月满,走出代职的官署,张禹门又将我召至他家暂住。彼时他也失业在家,日子过得非常艰难。他同我说起生活的窘困,我便拿出所有积蓄共二十两银子,全部借给了他,当时告诉他说:“这本是我存下来将来护送亡妻灵柩回乡的费用,一旦有家乡来信让我回去的消息,你便还我是了。”
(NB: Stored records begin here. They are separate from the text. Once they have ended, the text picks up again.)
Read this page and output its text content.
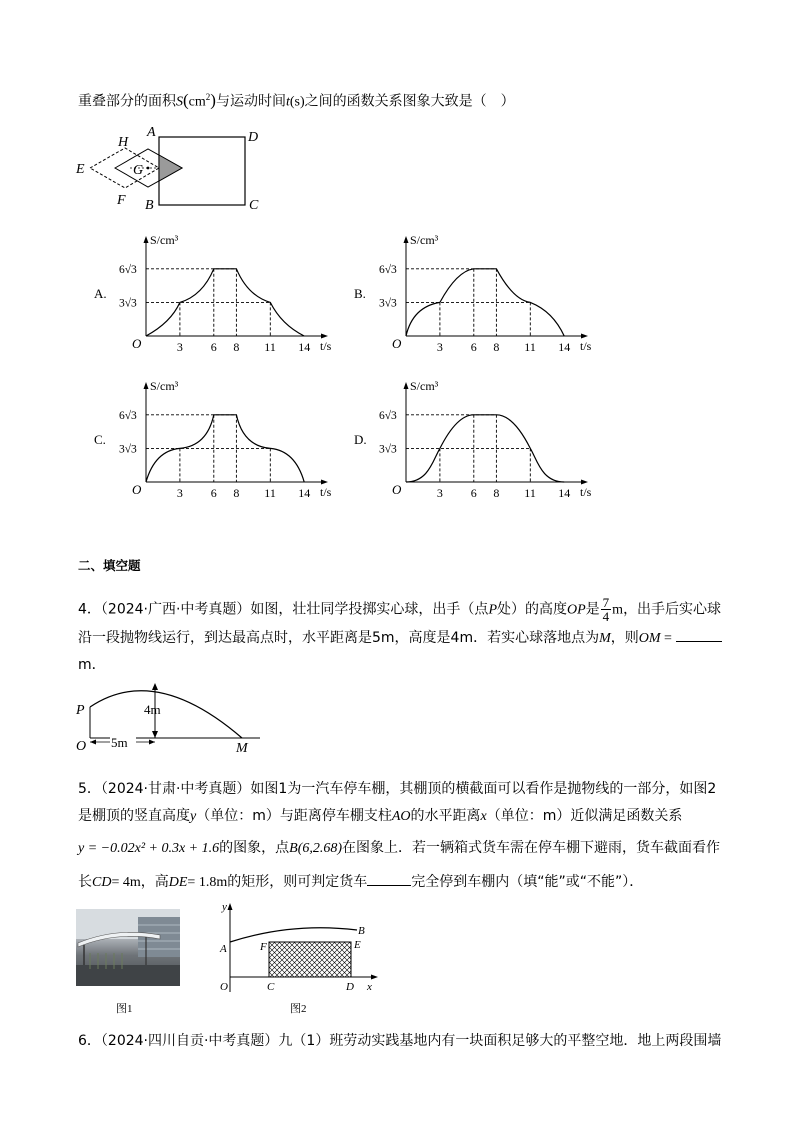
重叠部分的面积$S(cm^2)$与运动时间t(s)之间的函数关系图象大致是（　）
A	D
B	C
E
F
G
H
A.
O
S/cm³
t/s
6√3
3√3
3 6 8 11 14
B.
O
S/cm³
t/s
6√3
3√3
3 6 8 11 14
C.
O
S/cm³
t/s
6√3
3√3
3 6 8 11 14
D.
O
S/cm³
t/s
6√3
3√3
3 6 8 11 14
二、填空题
4．（2024·广西·中考真题）如图，壮壮同学投掷实心球，出手（点P处）的高度OP是 $\frac{7}{4}$ m，出手后实心球
沿一段抛物线运行，到达最高点时，水平距离是5m，高度是4m．若实心球落地点为M，则OM =
m．
P
O	M
4m
5m
5．（2024·甘肃·中考真题）如图1为一汽车停车棚，其棚顶的横截面可以看作是抛物线的一部分，如图2
是棚顶的竖直高度y（单位：m）与距离停车棚支柱AO的水平距离x（单位：m）近似满足函数关系
y = −0.02x² + 0.3x + 1.6的图象，点B(6,2.68)在图象上．若一辆箱式货车需在停车棚下避雨，货车截面看作
长CD= 4m，高DE= 1.8m的矩形，则可判定货车	完全停到车棚内（填“能”或“不能”）．
图1
y
x
A
B
E
F
O	C	D
图2
6．（2024·四川自贡·中考真题）九（1）班劳动实践基地内有一块面积足够大的平整空地．地上两段围墙
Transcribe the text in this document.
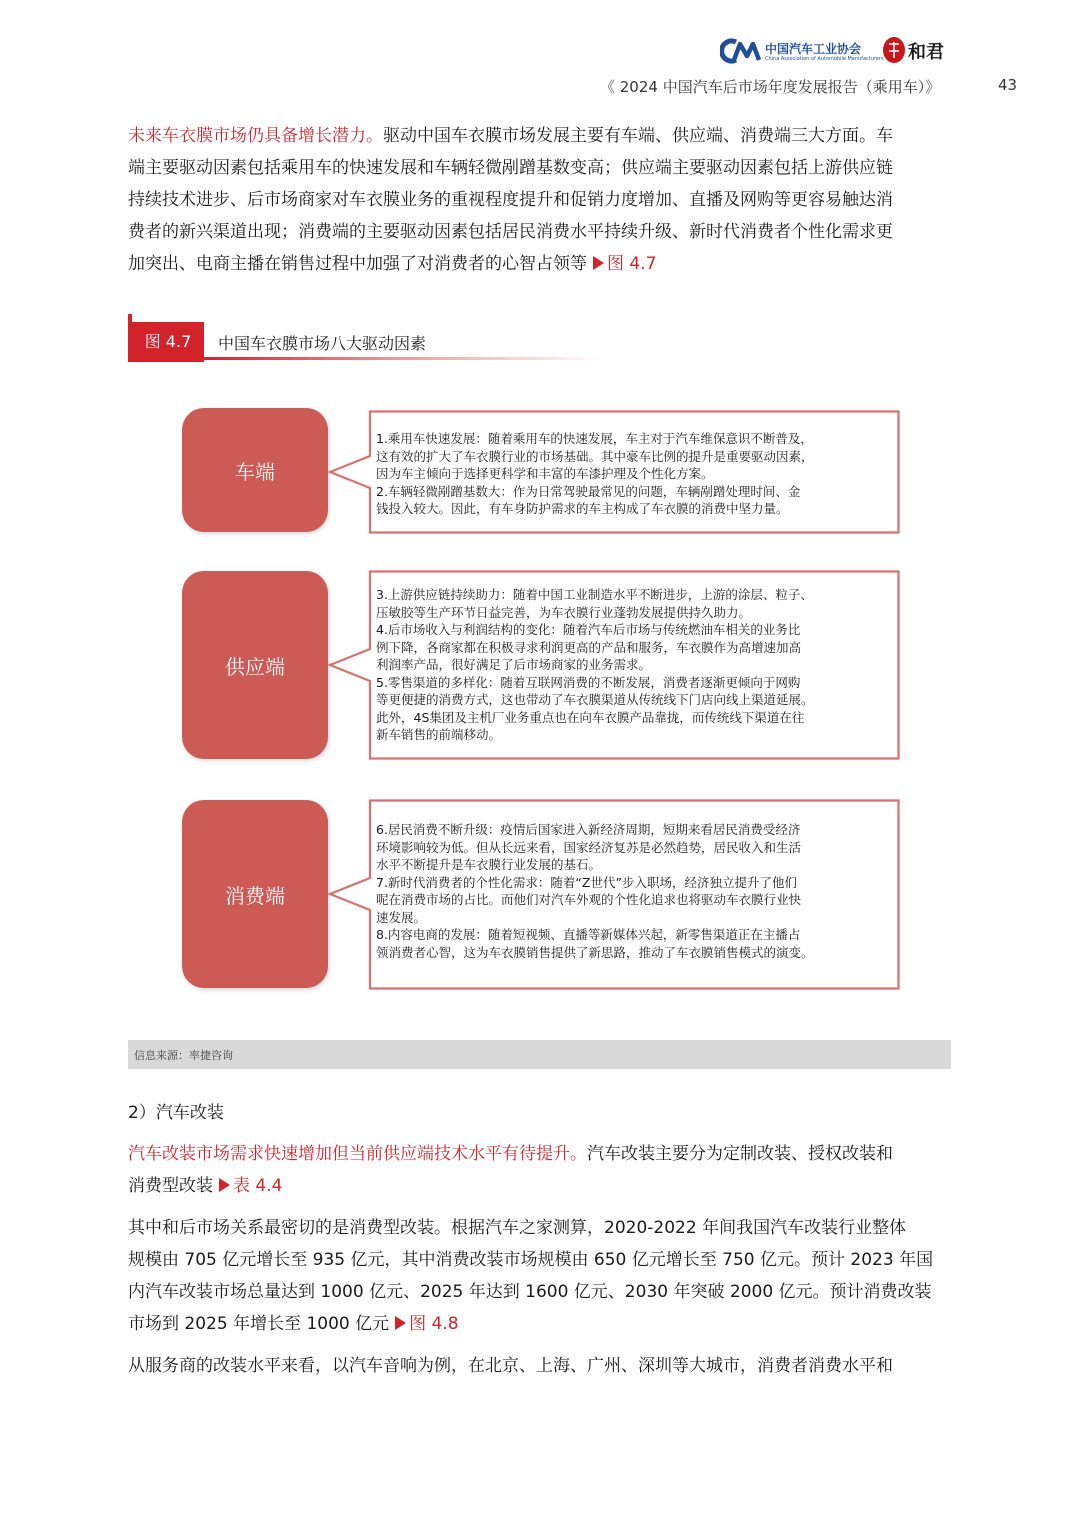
中国汽车工业协会
China Association of Automobile Manufacturers 和君
《 2024 中国汽车后市场年度发展报告（乘用车）》	43
未来车衣膜市场仍具备增长潜力。驱动中国车衣膜市场发展主要有车端、供应端、消费端三大方面。车
端主要驱动因素包括乘用车的快速发展和车辆轻微剐蹭基数变高；供应端主要驱动因素包括上游供应链
持续技术进步、后市场商家对车衣膜业务的重视程度提升和促销力度增加、直播及网购等更容易触达消
费者的新兴渠道出现；消费端的主要驱动因素包括居民消费水平持续升级、新时代消费者个性化需求更
加突出、电商主播在销售过程中加强了对消费者的心智占领等 图 4.7
图 4.7	中国车衣膜市场八大驱动因素
车端
1.乘用车快速发展：随着乘用车的快速发展，车主对于汽车维保意识不断普及，
这有效的扩大了车衣膜行业的市场基础。其中豪车比例的提升是重要驱动因素，
因为车主倾向于选择更科学和丰富的车漆护理及个性化方案。
2.车辆轻微剐蹭基数大：作为日常驾驶最常见的问题，车辆剐蹭处理时间、金
钱投入较大。因此，有车身防护需求的车主构成了车衣膜的消费中坚力量。
供应端
3.上游供应链持续助力：随着中国工业制造水平不断进步，上游的涂层、粒子、
压敏胶等生产环节日益完善，为车衣膜行业蓬勃发展提供持久助力。
4.后市场收入与利润结构的变化：随着汽车后市场与传统燃油车相关的业务比
例下降，各商家都在积极寻求利润更高的产品和服务，车衣膜作为高增速加高
利润率产品，很好满足了后市场商家的业务需求。
5.零售渠道的多样化：随着互联网消费的不断发展，消费者逐渐更倾向于网购
等更便捷的消费方式，这也带动了车衣膜渠道从传统线下门店向线上渠道延展。
此外，4S集团及主机厂业务重点也在向车衣膜产品靠拢，而传统线下渠道在往
新车销售的前端移动。
消费端
6.居民消费不断升级：疫情后国家进入新经济周期，短期来看居民消费受经济
环境影响较为低。但从长远来看，国家经济复苏是必然趋势，居民收入和生活
水平不断提升是车衣膜行业发展的基石。
7.新时代消费者的个性化需求：随着“Z世代”步入职场，经济独立提升了他们
呢在消费市场的占比。而他们对汽车外观的个性化追求也将驱动车衣膜行业快
速发展。
8.内容电商的发展：随着短视频、直播等新媒体兴起，新零售渠道正在主播占
领消费者心智，这为车衣膜销售提供了新思路，推动了车衣膜销售模式的演变。
信息来源：率捷咨询
2）汽车改装
汽车改装市场需求快速增加但当前供应端技术水平有待提升。汽车改装主要分为定制改装、授权改装和
消费型改装 表 4.4
其中和后市场关系最密切的是消费型改装。根据汽车之家测算，2020-2022 年间我国汽车改装行业整体
规模由 705 亿元增长至 935 亿元，其中消费改装市场规模由 650 亿元增长至 750 亿元。预计 2023 年国
内汽车改装市场总量达到 1000 亿元、2025 年达到 1600 亿元、2030 年突破 2000 亿元。预计消费改装
市场到 2025 年增长至 1000 亿元 图 4.8
从服务商的改装水平来看，以汽车音响为例，在北京、上海、广州、深圳等大城市，消费者消费水平和
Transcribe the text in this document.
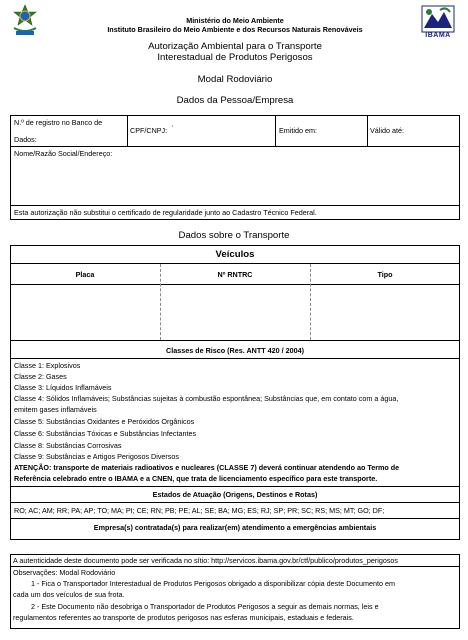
IBAMA
Ministério do Meio Ambiente
Instituto Brasileiro do Meio Ambiente e dos Recursos Naturais Renováveis
Autorização Ambiental para o Transporte
Interestadual de Produtos Perigosos
Modal Rodoviário
Dados da Pessoa/Empresa
N.º de registro no Banco de
Dados:
CPF/CNPJ: '	Emitido em:	Válido até:
Nome/Razão Social/Endereço:
Esta autorização não substitui o certificado de regularidade junto ao Cadastro Técnico Federal.
Dados sobre o Transporte
Veículos
Placa	Nº RNTRC	Tipo
Classes de Risco (Res. ANTT 420 / 2004)
Classe 1: Explosivos
Classe 2: Gases
Classe 3: Líquidos Inflamáveis
Classe 4: Sólidos Inflamáveis; Substâncias sujeitas à combustão espontânea; Substâncias que, em contato com a água,
emitem gases inflamáveis
Classe 5: Substâncias Oxidantes e Peróxidos Orgânicos
Classe 6: Substâncias Tóxicas e Substâncias Infectantes
Classe 8: Substâncias Corrosivas
Classe 9: Substâncias e Artigos Perigosos Diversos
ATENÇÃO: transporte de materiais radioativos e nucleares (CLASSE 7) deverá continuar atendendo ao Termo de
Referência celebrado entre o IBAMA e a CNEN, que trata de licenciamento específico para este transporte.
Estados de Atuação (Origens, Destinos e Rotas)
RO; AC; AM; RR; PA; AP; TO; MA; PI; CE; RN; PB; PE; AL; SE; BA; MG; ES; RJ; SP; PR; SC; RS; MS; MT; GO; DF;
Empresa(s) contratada(s) para realizar(em) atendimento a emergências ambientais
A autenticidade deste documento pode ser verificada no sítio: http://servicos.ibama.gov.br/ctf/publico/produtos_perigosos
Observações: Modal Rodoviário
1 - Fica o Transportador Interestadual de Produtos Perigosos obrigado a disponibilizar cópia deste Documento em
cada um dos veículos de sua frota.
2 - Este Documento não desobriga o Transportador de Produtos Perigosos a seguir as demais normas, leis e
regulamentos referentes ao transporte de produtos perigosos nas esferas municipais, estaduais e federais.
这一年我在张禹门家过完了年。我早也占卜,晚也算卦,盼来盼去,却总也盼不来家乡的消息。直到甲子年(1804年)三月,我接到青君的来信,才知道父亲病了。接信后,我立刻想回苏州老家去,又怕勾起了父亲的怒气。正在踌躇观望之间,又接到青君的来信,痛悉我父亲已经去世了!那一刻,我内心的悔痛可用锥心刺骨来形容!哪怕是呼天抢地哭干了眼泪,也追悔莫及了。我无暇他顾,立刻星夜启程,飞奔到家。到家后,我长跪于父亲灵前,痛哭哀号,叩头流血。
呜呼!父亲一生辛劳,奔走于外。却生下我这个不肖之子,既没有在他膝下承欢,也未曾端茶送药侍奉于床前,不孝之罪,该如何逃脱?!
母亲见我如此,哭着问:“你怎么直到今天才回来?”
我说:“儿子今日能归来,还幸亏您的孙女青君的来信啊!”
母亲听我此言,顿时会意,她将目光移到我的弟媳身上,半晌,默然不语。
我在家为父守灵直到“七七”,始终没有一个人以家事相告,更无人同我商量过父亲的丧事。我扪心自问,作为人子,我已丧失孝悌之道,已没有资格没有颜面去过问家事了。
一日,忽然有人上门吵闹,呼喊着要向我讨债。我出门回应道:“欠债不还,理应催讨。但我父亲尸骨未寒,你们却趁人之危吵嚷不休,这样做未免欺人太甚!”
其中一人悄悄对我说:“我们都是被人私下招来的,你暂且回避一下,我们向招我们来的人要了报酬自然就走!”